A Comissão Mista de Combate à Violência contra a Mulher acaba de aprovar um plano com 14 ações que serão implementadas nos anos de 2023 e 2024. Essas medidas têm como objetivo combater a violência de gênero e melhorar a qualidade de vida das mulheres no país.

Entre as ações previstas, destaca-se a realização de audiências públicas e a abertura de Procuradorias da Mulher em estados que ainda não possuem essa estrutura. Essas iniciativas visam dar voz e proporcionar um espaço de acolhimento para as vítimas de violência doméstica, além de fomentar o debate sobre o tema.

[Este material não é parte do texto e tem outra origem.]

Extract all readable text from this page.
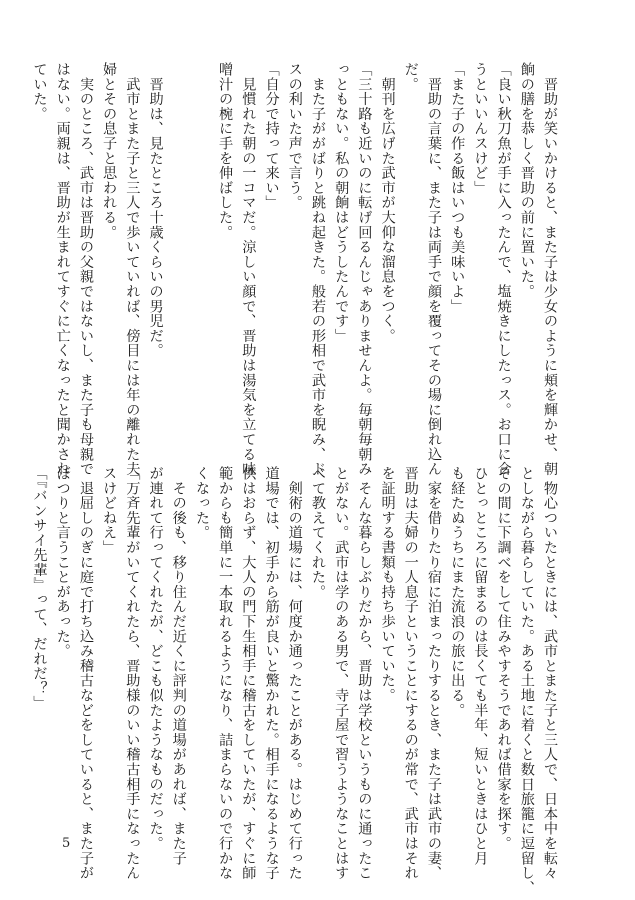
　晋助が笑いかけると、また子は少女のように頬を輝かせ、朝
餉の膳を恭しく晋助の前に置いた。
「良い秋刀魚が手に入ったんで、塩焼きにしたっス。お口に合
うといいんスけど」
「また子の作る飯はいつも美味いよ」
　晋助の言葉に、また子は両手で顔を覆ってその場に倒れ込ん
だ。
　朝刊を広げた武市が大仰な溜息をつく。
「三十路も近いのに転げ回るんじゃありませんよ。毎朝毎朝み
っともない。私の朝餉はどうしたんです」
　また子ががばりと跳ね起きた。般若の形相で武市を睨み、ド
スの利いた声で言う。
「自分で持って来い」
　見慣れた朝の一コマだ。涼しい顔で、晋助は湯気を立てる味
噌汁の椀に手を伸ばした。

　晋助は、見たところ十歳くらいの男児だ。
　武市とまた子と三人で歩いていれば、傍目には年の離れた夫
婦とその息子と思われる。
　実のところ、武市は晋助の父親ではないし、また子も母親で
はない。両親は、晋助が生まれてすぐに亡くなったと聞かされ
ていた。
　物心ついたときには、武市とまた子と三人で、日本中を転々
としながら暮らしていた。ある土地に着くと数日旅籠に逗留し、
その間に下調べをして住みやすそうであれば借家を探す。
ひとっところに留まるのは長くても半年、短いときはひと月
も経たぬうちにまた流浪の旅に出る。
　家を借りたり宿に泊まったりするとき、また子は武市の妻、
晋助は夫婦の一人息子ということにするのが常で、武市はそれ
を証明する書類も持ち歩いていた。
　そんな暮らしぶりだから、晋助は学校というものに通ったこ
とがない。武市は学のある男で、寺子屋で習うようなことはす
べて教えてくれた。
　剣術の道場には、何度か通ったことがある。はじめて行った
道場では、初手から筋が良いと驚かれた。相手になるような子
供はおらず、大人の門下生相手に稽古をしていたが、すぐに師
範からも簡単に一本取れるようになり、詰まらないので行かな
くなった。
　その後も、移り住んだ近くに評判の道場があれば、また子
が連れて行ってくれたが、どこも似たようなものだった。
「万斉先輩がいてくれたら、晋助様のいい稽古相手になったん
スけどねえ」
　退屈しのぎに庭で打ち込み稽古などをしていると、また子が
ぼつりと言うことがあった。
「『バンサイ先輩』って、だれだ？」
5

A deputada Camila Jara, relatora do plano, também propôs a realização de uma audiência pública em novembro, mês da Consciência Negra, para discutir raça e gênero. A senadora Augusta Brito, presidente da comissão, destacou a importância de incluir as mulheres negras no debate sobre violência doméstica, ressaltando que, de acordo com um relatório da ONG Anistia Internacional de 2023, 62% das vítimas de feminicídio no Brasil são mulheres negras.

A senadora Jussara Lima, por sua vez, ressaltou a relevância do trabalho realizado pela comissão no enfrentamento à violência doméstica e na busca pela melhoria da qualidade de vida das mulheres. Ela enfatizou a importância da união entre todas as mulheres, não apenas na luta contra a violência de gênero, mas também na defesa da saúde feminina como um todo.

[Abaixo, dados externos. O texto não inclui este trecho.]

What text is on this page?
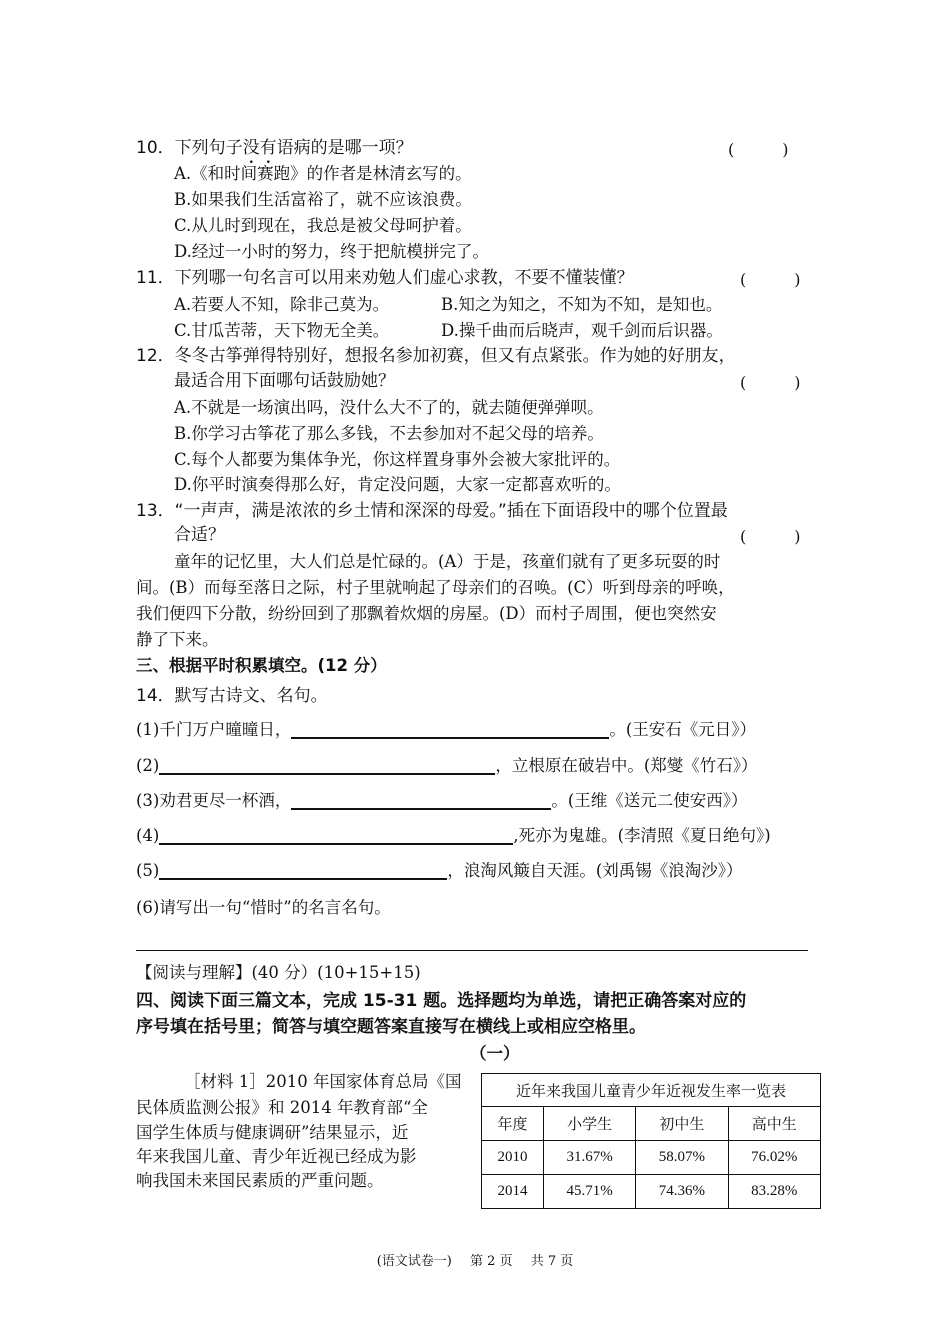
10．下列句子没有语病的是哪一项？	(　　　)
A.《和时间赛跑》的作者是林清玄写的。
B.如果我们生活富裕了，就不应该浪费。
C.从儿时到现在，我总是被父母呵护着。
D.经过一小时的努力，终于把航模拼完了。
11．下列哪一句名言可以用来劝勉人们虚心求教，不要不懂装懂？	(　　　)
A.若要人不知，除非己莫为。	B.知之为知之，不知为不知，是知也。
C.甘瓜苦蒂，天下物无全美。	D.操千曲而后晓声，观千剑而后识器。
12．冬冬古筝弹得特别好，想报名参加初赛，但又有点紧张。作为她的好朋友，
最适合用下面哪句话鼓励她？	(　　　)
A.不就是一场演出吗，没什么大不了的，就去随便弹弹呗。
B.你学习古筝花了那么多钱，不去参加对不起父母的培养。
C.每个人都要为集体争光，你这样置身事外会被大家批评的。
D.你平时演奏得那么好，肯定没问题，大家一定都喜欢听的。
13．“一声声，满是浓浓的乡土情和深深的母爱。”插在下面语段中的哪个位置最
合适？	(　　　)
童年的记忆里，大人们总是忙碌的。(A）于是，孩童们就有了更多玩耍的时
间。(B）而每至落日之际，村子里就响起了母亲们的召唤。(C）听到母亲的呼唤，
我们便四下分散，纷纷回到了那飘着炊烟的房屋。(D）而村子周围，便也突然安
静了下来。
三、根据平时积累填空。(12 分）
14．默写古诗文、名句。
(1)千门万户曈曈日，	。(王安石《元日》）
(2)	，立根原在破岩中。(郑燮《竹石》）
(3)劝君更尽一杯酒，	。(王维《送元二使安西》）
(4)	,死亦为鬼雄。(李清照《夏日绝句》)
(5)	，浪淘风簸自天涯。(刘禹锡《浪淘沙》）
(6)请写出一句“惜时”的名言名句。
【阅读与理解】(40 分）(10+15+15)
四、阅读下面三篇文本，完成 15-31 题。选择题均为单选，请把正确答案对应的
序号填在括号里；简答与填空题答案直接写在横线上或相应空格里。
（一）
［材料 1］2010 年国家体育总局《国
民体质监测公报》和 2014 年教育部“全
国学生体质与健康调研”结果显示，近
年来我国儿童、青少年近视已经成为影
响我国未来国民素质的严重问题。
近年来我国儿童青少年近视发生率一览表			
年度	小学生	初中生	高中生
2010	31.67%	58.07%	76.02%
2014	45.71%	74.36%	83.28%
(语文试卷一) 第 2 页 共 7 页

Essas ações propostas pela Comissão Mista de Combate à Violência contra a Mulher são de extrema importância e representam um avanço na luta pela igualdade de gênero e pela proteção das mulheres no Brasil. É fundamental que sejam implementadas políticas que busquem não apenas combater a violência, mas também promover a conscientização e a educação voltadas para a igualdade e o respeito entre os gêneros.

Além disso, é necessário que a sociedade como um todo se engaje nessa causa, apoiando e fortalecendo as ações realizadas pela comissão e contribuindo para a construção de uma sociedade mais justa e igualitária. Somente com um esforço conjunto será possível alcançar a erradicação da violência contra a mulher e garantir que todas as mulheres tenham seus direitos reconhecidos e respeitados.